Competitive bidding is expected to limit patient access to DME, harm small businesses and possibly discourage manufacturers from investing in the R&D that leads to technological innovations. But is it also specifically targeting ethnic minorities and the poor?
That’s a question being raised by the VGM Group.
“Minority and poor beneficiaries are being used as guinea pigs to test the government’s theory that ‘competitive bidding’ for nine product categories will result in savings to Medicare,” says Mike Mallaro, VGM CFO/CIO. For instance, VGM points out that U.S. Census data show 15 percent of the U.S. population is Latino, but that Latinos make up 31 percent of the population in the first 10 metropolitan statistical areas (MSAs) selected by the Centers for Medicare & Medicaid Services (CMS) to initially participate in competitive bidding.
Similarly, 13 percent of the overall American population lives in poverty, but 19 percent of the population in the first 10 MSAs lives below the poverty line.

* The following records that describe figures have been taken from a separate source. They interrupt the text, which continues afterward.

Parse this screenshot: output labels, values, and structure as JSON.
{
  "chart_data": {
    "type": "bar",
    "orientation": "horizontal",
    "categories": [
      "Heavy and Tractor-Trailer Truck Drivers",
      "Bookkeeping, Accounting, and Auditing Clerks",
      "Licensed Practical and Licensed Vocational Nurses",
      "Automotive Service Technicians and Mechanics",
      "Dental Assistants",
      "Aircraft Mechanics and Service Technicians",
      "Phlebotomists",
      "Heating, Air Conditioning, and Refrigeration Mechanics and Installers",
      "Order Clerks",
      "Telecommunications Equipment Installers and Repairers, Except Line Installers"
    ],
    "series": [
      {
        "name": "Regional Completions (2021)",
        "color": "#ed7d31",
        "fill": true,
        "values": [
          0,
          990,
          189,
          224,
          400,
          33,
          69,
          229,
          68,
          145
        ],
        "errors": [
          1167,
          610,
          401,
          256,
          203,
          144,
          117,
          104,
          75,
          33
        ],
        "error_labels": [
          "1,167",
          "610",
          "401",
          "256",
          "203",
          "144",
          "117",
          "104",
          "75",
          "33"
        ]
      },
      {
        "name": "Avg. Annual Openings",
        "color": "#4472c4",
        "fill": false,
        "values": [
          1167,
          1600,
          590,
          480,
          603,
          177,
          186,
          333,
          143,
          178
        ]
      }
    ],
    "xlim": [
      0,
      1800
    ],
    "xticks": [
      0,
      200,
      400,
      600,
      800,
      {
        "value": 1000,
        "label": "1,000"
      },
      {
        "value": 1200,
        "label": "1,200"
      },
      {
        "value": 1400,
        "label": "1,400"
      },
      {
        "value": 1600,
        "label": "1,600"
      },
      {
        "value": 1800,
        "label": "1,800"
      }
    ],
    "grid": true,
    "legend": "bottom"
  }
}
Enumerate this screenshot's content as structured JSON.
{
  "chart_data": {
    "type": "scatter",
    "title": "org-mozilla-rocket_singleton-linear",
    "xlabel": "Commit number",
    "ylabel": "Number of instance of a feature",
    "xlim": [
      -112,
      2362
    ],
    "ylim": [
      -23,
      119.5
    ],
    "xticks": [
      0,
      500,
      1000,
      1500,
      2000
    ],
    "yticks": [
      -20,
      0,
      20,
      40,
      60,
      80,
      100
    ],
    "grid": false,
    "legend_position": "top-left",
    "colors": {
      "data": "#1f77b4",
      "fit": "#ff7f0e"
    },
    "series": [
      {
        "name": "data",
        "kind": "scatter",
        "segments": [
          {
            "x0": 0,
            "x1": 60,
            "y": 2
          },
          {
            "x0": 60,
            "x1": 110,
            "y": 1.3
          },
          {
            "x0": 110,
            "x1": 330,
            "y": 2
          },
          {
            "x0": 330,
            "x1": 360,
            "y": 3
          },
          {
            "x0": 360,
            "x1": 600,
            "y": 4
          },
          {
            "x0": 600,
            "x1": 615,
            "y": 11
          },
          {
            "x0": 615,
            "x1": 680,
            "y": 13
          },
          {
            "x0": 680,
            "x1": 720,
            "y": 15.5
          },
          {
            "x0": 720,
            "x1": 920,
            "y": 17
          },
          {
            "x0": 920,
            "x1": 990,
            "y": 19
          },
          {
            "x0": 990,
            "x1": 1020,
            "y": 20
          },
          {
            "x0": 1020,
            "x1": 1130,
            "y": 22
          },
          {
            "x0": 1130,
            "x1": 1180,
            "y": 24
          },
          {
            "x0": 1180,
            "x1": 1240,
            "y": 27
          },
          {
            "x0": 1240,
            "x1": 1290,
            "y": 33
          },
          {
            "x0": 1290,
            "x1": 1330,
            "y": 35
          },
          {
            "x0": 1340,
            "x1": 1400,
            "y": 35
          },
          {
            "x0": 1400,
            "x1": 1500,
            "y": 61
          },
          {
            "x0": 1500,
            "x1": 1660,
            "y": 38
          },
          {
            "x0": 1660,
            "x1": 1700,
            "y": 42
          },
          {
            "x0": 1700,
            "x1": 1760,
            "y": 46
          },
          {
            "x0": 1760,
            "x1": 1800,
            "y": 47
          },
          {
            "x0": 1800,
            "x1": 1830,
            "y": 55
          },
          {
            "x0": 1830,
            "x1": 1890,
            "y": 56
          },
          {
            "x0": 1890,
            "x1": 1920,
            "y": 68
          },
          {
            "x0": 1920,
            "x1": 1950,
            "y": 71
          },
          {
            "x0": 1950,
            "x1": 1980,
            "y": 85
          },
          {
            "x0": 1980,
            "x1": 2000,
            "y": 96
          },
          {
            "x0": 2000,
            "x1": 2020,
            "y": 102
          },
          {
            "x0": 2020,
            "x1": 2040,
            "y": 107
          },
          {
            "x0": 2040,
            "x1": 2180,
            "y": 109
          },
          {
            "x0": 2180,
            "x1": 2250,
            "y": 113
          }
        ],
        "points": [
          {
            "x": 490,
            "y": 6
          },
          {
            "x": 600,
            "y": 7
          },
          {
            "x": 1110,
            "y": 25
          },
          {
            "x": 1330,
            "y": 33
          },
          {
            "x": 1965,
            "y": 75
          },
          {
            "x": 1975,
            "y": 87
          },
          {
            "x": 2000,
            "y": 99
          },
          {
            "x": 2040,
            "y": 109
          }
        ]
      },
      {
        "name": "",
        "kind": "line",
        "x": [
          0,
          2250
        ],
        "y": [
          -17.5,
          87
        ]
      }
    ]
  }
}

Mallaro said targeting the poor and Latino-Americans would be “absolutely un-American and in my opinion, unconscionable.” VGM sent press releases to its members in the first 10 MSAs so they could relay their concerns to local media.
Mallaro added that competitive bidding will create a “two-tier health-care system” in which “those who can afford to pay for technologically advanced equipment and traditional levels of service, which naturally cost more, will be able to do so. In the meantime, poor patients and many minorities will be forced to accept the cheapest equipment from the lowest bidder.”